As you begin to practice becoming an Active Influencer there are some things that you can plan for, but much of what makes our success happens in real time. Following are two simple processes that you have to learn to follow if you truly want to be a proactor and not a reactor. You’ll see the second part is about results. Whether I want to admit it or not, I get paid and rewarded for producing results. That’s actually a good thing. It builds capacity for you, your people and allows the organization to provide for clients and employees. Being results-driven is not a bad thing. How we go about achieving results can be fraught with many missteps by leaders that are unnecessary and unfortunate.

One:  Active Influence happens in the moment when a leader will intuitively.

  • Assess
  • Gain insight
  • Recognize perception (you and others)
  • Assume appropriate role (Coach, Facilitate, Supervise, Mentor, Lead)
  • Determine right action (Alignment)

Two:  Influencing for Results happens when you get aligned with others.

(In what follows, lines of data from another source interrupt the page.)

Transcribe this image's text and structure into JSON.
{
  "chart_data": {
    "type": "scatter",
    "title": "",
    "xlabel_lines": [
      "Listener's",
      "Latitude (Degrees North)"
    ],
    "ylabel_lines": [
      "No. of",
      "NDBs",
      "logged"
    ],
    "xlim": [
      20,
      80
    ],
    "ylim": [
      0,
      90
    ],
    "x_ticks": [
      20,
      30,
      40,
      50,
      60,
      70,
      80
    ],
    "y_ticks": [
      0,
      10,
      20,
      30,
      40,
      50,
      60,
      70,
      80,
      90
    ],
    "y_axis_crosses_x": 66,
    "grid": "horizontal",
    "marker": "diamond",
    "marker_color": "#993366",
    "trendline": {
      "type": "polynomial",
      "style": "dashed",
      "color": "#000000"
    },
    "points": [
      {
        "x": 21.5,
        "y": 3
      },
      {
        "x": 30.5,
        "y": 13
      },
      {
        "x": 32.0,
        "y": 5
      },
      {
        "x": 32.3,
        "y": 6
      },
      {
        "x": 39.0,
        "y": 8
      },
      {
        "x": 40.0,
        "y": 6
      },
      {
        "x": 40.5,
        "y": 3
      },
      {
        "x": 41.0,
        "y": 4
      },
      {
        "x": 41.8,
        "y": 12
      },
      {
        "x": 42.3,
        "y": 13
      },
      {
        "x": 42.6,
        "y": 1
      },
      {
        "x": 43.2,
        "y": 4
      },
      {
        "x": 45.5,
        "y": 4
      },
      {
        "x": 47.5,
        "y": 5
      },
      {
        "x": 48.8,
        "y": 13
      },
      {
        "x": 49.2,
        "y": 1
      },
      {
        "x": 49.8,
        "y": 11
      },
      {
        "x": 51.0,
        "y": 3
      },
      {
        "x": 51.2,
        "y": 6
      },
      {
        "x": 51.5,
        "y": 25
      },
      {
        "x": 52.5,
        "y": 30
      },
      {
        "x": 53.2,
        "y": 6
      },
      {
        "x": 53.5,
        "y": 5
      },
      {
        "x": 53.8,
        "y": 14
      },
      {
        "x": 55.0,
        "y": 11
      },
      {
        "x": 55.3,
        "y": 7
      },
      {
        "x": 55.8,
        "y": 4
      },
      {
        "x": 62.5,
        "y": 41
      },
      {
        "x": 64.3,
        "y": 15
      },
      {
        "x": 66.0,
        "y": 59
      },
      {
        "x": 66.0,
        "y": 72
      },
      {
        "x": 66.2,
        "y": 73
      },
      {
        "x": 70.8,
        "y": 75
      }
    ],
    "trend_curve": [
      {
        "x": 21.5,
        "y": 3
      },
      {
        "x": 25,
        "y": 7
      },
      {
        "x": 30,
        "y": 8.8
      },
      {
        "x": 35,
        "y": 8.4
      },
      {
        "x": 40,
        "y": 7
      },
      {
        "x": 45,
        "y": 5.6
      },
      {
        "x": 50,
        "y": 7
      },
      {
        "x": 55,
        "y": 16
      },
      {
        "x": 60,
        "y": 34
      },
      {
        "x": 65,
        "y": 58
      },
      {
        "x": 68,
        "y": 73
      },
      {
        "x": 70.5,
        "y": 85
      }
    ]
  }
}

  • To break out of the “fixing things” mode and running from one problem to another.
  • To solve and create solutions that are different than fixing something over and over.
  • Using strategic leadership to connect the dots and make sure you are solving for the right problem.
  • Understanding that poor customer experiences are generated by business processes, strategies and/or employees.

The next time you feel compelled to step into fix-it myself mode, think about getting your team together and just keep asking these strategic questions:

1. What do YOU really think is going on?        2. What does it mean for US?        3. What might WE do about it?

 What About Emma?

Most leaders don’t engage their team correctly. They don’t capitalize on the collective knowledge within their own team. They get lured into the age-old idea that they need to be the one to solve all the problems. That is not sustainable. Even worse, you will lose some very good leaders because they are not feeling listened to and able to use their expertise in helping lead the business. And so, Emma learned a hard lesson. Sometimes you get very few chances to “start out right”. She lost the team and there was no way she could get them back. Her boss had to make a move that would restore confidence with key strategic partners. Some bad decisions had been made that created strong rifts with longstanding customers, and Emma’s area managers felt the brunt of it. It could have been avoided had she been more personally aware and had a different perception of her role as a division lead.

Not all stories have a happy ending in the moment, but every ending has a lesson. Emma learned from this and she will get another shot at leading a group. It just won’t be with her current company. She is a talented and awesome young leader with great potential; she hasn’t done anything that many of us haven’t done during our careers as  leaders. However, when the stakes are high, and clients are involved it’s rare to get a “do-over” in the same company and marketplace. Fortunately, Emma is willing to do the necessary work. She’s going to be a great leader. Emma has learned to check the mirror — and she knows herself better than ever before.